但是,寧芳笙垂下眼沉吟片刻,最後只是淡淡地說:「發現就發現了吧,原本就是個謊言,早晚會有戳破的一天。」
世上哪有完美的謊言?紙是包不住火的。
夏瑾時怔住,「然後呢,若是這件事最終公之於眾,你該怎麼辦?」
他似乎預料到了什麼,聲音驀然變沉。
「最多就是——」一死。
成為寧王世子、成為寧芳笙這件事從一開始決定了,她就做好了最差的打算。
她的話,因為夏瑾時的出手而中斷。
他捂著她的嘴,眉頭間皺起了一片山峰,「這種話,想都不要想了。」
絕對、不可能發生。
寧芳笙覺得他這大敵臨頭的嚴肅感有些過了,眼眸彎起,泄出點點笑意。
同時,夏瑾時的眼神越發冷凝。
「我不是跟你開玩笑,我勸你把心裡那點算盤打消。」
他五指微微收攏,下頜緊繃成刀鋒一樣冷峭凜冽的弧度,俊臉上掛著從沒有過的認真嚴肅。
「你想要什麼,想做什麼,我都容你。唯一件事——」
「你決不能離開我。」
死什麼?這才在一起多久,怎麼可能這麼就夠了?
寧芳笙叫他鋪面而來的強硬懾住,笑意就這麼跟眼眸一起定住。
夏瑾時沒得到想要的回應,心裡的煩躁和陰戾一下攀升,他盯著這雙眼,壓著嗓音:「聽明白了嗎?」
寧芳笙緩過神來,面對他這份無比的鄭重突然有些羞愧。

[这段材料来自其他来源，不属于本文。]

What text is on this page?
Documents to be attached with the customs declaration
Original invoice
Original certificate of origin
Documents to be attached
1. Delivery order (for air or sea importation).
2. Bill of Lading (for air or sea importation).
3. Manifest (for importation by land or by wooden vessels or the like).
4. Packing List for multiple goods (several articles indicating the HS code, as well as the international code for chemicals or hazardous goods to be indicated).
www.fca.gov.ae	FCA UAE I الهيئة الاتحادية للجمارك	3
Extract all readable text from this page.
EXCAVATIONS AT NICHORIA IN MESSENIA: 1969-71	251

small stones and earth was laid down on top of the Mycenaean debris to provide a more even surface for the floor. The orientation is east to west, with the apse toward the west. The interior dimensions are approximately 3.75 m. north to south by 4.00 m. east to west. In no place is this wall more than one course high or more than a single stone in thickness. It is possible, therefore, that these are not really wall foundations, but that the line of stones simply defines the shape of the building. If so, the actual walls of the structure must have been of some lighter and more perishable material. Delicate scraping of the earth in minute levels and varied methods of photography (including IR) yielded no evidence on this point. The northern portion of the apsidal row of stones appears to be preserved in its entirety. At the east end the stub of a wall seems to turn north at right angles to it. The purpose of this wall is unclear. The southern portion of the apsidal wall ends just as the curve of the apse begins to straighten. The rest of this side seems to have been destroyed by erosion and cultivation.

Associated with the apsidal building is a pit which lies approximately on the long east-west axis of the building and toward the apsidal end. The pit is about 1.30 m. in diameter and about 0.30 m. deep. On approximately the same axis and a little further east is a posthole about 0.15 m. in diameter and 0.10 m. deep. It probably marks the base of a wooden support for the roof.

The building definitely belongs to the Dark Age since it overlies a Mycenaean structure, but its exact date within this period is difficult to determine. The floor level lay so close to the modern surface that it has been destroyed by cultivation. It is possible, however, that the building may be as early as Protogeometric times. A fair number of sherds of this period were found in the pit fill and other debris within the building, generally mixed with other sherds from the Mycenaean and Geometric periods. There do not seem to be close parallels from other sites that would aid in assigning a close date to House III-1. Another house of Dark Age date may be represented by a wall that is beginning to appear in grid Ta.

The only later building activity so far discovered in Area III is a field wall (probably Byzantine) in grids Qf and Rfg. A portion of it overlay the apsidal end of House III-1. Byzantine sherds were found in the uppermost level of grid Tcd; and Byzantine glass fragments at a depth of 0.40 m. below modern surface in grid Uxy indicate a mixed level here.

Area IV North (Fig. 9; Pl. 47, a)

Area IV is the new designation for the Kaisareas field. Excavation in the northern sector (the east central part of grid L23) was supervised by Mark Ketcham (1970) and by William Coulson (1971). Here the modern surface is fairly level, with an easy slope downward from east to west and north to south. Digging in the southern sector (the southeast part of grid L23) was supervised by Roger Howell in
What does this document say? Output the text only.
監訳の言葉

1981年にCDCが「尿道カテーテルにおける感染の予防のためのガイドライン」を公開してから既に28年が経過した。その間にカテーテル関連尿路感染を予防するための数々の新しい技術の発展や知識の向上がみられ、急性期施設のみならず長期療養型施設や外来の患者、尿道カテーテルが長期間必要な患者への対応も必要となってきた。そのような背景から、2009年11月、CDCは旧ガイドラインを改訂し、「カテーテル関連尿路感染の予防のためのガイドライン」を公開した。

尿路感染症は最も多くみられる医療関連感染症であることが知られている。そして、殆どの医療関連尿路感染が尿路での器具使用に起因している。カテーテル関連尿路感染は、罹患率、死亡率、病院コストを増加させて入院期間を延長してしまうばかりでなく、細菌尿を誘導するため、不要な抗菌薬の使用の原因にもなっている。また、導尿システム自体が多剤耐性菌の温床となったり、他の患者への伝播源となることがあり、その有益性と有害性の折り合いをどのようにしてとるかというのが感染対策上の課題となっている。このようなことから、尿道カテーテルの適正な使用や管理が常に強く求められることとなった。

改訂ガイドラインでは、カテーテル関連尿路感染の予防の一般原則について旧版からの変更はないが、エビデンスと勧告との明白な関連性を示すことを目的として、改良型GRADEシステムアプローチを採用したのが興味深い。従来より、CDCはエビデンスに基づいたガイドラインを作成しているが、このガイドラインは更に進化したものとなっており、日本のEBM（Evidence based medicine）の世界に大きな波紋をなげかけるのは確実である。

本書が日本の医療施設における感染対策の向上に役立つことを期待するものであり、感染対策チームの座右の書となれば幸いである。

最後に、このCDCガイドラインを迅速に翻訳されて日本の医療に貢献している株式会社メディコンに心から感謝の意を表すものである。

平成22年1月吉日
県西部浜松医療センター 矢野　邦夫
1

她點點頭,將他的手帶下來,緊緊握住。
但是……這從來不是她能決定的。
「可是,女扮男裝這件事本就是一條絕路,早晚會有天下大白的一日。」她清醒而無力。
夏瑾時用力地回握住她的手,「天無絕人之路。」
「那若是天要絕我呢?」寧芳笙看著他,眼神罕見地顯出幾分頹喪。
夏瑾時沒立刻答,眸光逐漸沉定,如山不可撼動。
「那我就重新撐起一片天。」
寧芳笙直接愣住,陷在他的眼中無法自拔。
那是一片從不屈服、從不認輸更從不低頭的剛堅世界,但寫滿了她的名字。
他不說「為你」,但一切皆是因你而生。
當臉上划過一道熾熱的痕跡,寧芳笙才知道她竟流了淚。
那滴淚,最終落在了蕭瑾時指間。